BURLINGTON — Plans to build a new $2.6 million outpatient clinic for veterans in Burlington, are moving forward.
U.S. Sen. Bernie Sanders said Monday that the Department of Veterans Affairs has picked a contractor — Fortieth Burlington LLC — to build the facility, which will replace a clinic in Colchester that has outgrown its space.
The new clinic on Lakeside Avenue will be nearly twice as large as the Colchester clinic and serve about 4,000 veterans.
It’s expected to be completed in early 2013. Sanders said the VA now serves about 8,600 veterans at clinics in Colchester, Brattleboro, Rutland, Bennington and Newport, providing primary care, specialty treatment and mental health services.
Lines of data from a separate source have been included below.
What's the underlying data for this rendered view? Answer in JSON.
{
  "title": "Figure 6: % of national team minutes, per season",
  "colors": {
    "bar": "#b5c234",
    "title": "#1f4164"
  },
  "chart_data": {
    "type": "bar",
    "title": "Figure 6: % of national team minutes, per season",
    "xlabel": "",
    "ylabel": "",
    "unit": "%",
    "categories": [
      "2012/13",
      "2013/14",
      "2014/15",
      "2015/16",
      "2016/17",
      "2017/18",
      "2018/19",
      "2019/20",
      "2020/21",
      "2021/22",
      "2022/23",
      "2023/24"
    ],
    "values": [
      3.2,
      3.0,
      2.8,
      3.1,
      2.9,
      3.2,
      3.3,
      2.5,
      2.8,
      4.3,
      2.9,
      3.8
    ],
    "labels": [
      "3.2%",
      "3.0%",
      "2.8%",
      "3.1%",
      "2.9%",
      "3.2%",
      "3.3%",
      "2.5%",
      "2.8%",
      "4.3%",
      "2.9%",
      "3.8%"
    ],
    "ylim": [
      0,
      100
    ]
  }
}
BURLINGTON — The mayor of Vermont’s largest city says there’s funding available to help 100 Burlington homes become lead-free over the next two years.
Mayor Miro Weinberger urged property owners to take advantage of the Burlington Lead Program that will distribute the funds on a first-come, first-served basis. Earlier lead abatement projects on city properties have cost between $1,000 and $33,000 each.
Weinberger says lead poisoning can rob children of their full potential and cost taxpayers millions of dollars. He says the city’s lead abatement program helps ensure the safety of children and it will lead to more stable neighborhoods.
The lead program is part of the city’s Community and Economic Development Office. It’s funded largely by the federal government.
Lead paint can still be found in older rental properties.